Why is mentorship so important to you?
My path of advocacy and mentorship is about being aware, of letting voices be heard that aren’t being recognized or haven’t been recognized traditionally.
Who are your favourite directors in Canada?
There are lots of wonderful directors. Certainly, there are 160 of them that I love and admire because they’ve gone through our program and we’ve been right behind them in their careers. Then there are the women directors who have mentored like Anne Wheeler, Norma Bailey, Stacey Curtis and Léa Pool. We have a wonderfully rich pool of female directors in Canada that I think are highly undervalued. There are only a handful of women directors in Canada that are consistently working but I think they’re an eclectic bunch and I love that about them.
What advice would you give to wannabe TV writers and producers trying to find their first job?
This industry is really based on sincere relationships. We’re all inundated with requests for support and help. It’s from the sincere individual who is really ready to work hard on their career path that inspires people to take notice and to offer assistance. To make a long story short, take responsibility for the work that you have to do to develop the contacts and relationships that you need in this industry.
Do you think Kathryn Bigelow’s Oscar win for best director made an impact on the industry? Do you think there is more opportunity for females in a directorial role now?
I have a definite opinion on that. I think it made an impact for sure but I don’t think it made an impact in the way that we expect it might have.

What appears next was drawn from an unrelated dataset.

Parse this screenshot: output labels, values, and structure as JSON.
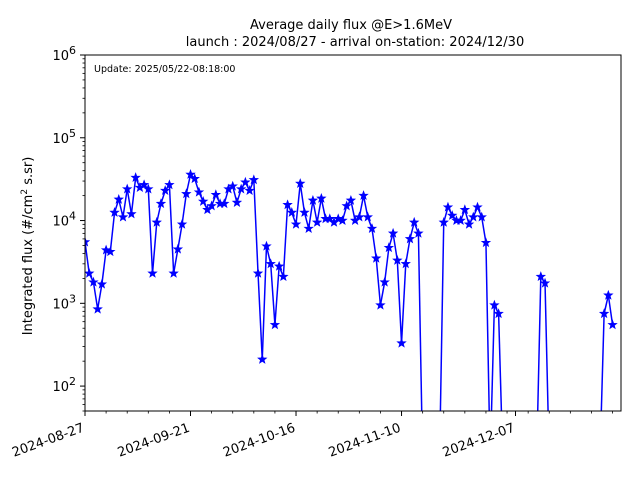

When a woman achieves something like this, a milestone, the Oscar for feature films, there is a tendency for a “resting on the laurels” type of attitude to take hold. In the subsequent years, there were no women nominated for that directorial accolade. There’s a tendency to have a backlash or a pendulum swing in the opposite direction and I wouldn’t be surprised if it was a couple of years before another woman gets nominated for an Oscar. It would be delightful if the pendulum went into the middle and it would be a mixed bag from year to year but historically, I haven’t seen things play themselves out that way. It’s great that she won but I predict that the pendulum will be on the other side for some time now. People will say a woman has won already so we don’t have to worry about that now.